I noticed older women of European descent, attending to worship, only suggests
that at its height of liveability, Old Manila may have hosted a considerable
population of Spanish and other nationalities, as well as Filipinos of
respectable wealth and influence, doing business or serving for the Crown. I
might have dreamed but in my dreamy state I locked out the tensions that
separate the colonizers from the local populace.
The electric bulbs
and street lights now dominated the darkened skies and the old walls looked
surreal in their unnatural glow. People walked on the cobbled streets and there
are too few people here, an unlikely sight of that usual densely-peopled Manila
street that I came to know of. Most of those I saw are students, laughing on
their way home. Then there are the office workers, still in their uniforms,
walking singly to the same direction where the students went.
Jay Z and I went
back to Barbara’s. Hungry acids pierced my insides as the waiters arranged the
food on two long tables. They served buffet food. Toned down music of smooth
melodies sprinkled the ancient room in a totally relaxed mood and, at a signal,
the chairs dragged backwards and reverberated inside the dining room as the
diners prepared the short walk to the buffet tables. The ladies went first,
while the gentlemen among us sat and waited for our turn.
Food for the
taking were Filipino and continental dishes. I went in and choose braised pork,
pinakbet, kangkong adobo, fresh lumpia and pork inasal.
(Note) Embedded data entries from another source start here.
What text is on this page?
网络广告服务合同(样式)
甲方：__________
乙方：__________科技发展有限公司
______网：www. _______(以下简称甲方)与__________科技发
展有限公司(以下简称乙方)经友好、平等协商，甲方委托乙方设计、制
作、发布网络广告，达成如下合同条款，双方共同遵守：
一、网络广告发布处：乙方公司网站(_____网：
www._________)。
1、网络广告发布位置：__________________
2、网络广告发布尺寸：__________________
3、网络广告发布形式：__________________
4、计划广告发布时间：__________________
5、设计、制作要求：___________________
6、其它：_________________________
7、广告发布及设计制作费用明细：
Popular Filipino delicacies are many and I helped myself with biko and
on as many pieces of fried banana. A five-piece string band regaled us with
their select traditional Filipino favorites. This same banduria provided
the music that were interpreted by sets of cultural dancers swaying to the
tunes of Tagalog, Bicolano, Visayan and Maranao numbers.
It was a memorable
night indeed in the Old Manila which I now began to appreciate as a legitimate
daughter of a Spain that was then at its height of power in the Old World, a
good 250 years before the coming of the Americans. This same city shone a
hundred more times in the Far East under another colonizer and could have been
a shining beacon in the Pacific, on the verge of surpassing of even the
greatest cities of Asia, were it not for World War II.
Though her
identity was usurped by many, she retained her own destiny within the confines
of the playgrounds where she frolicked, danced and sang long ago. She is a free
spirit and she enjoyed her past with much more vigor than people thought of her
as a modern metropolis. I came to apologize on that thought and I was gifted
with a rare charm that has no equal, even from my own beloved Cebu.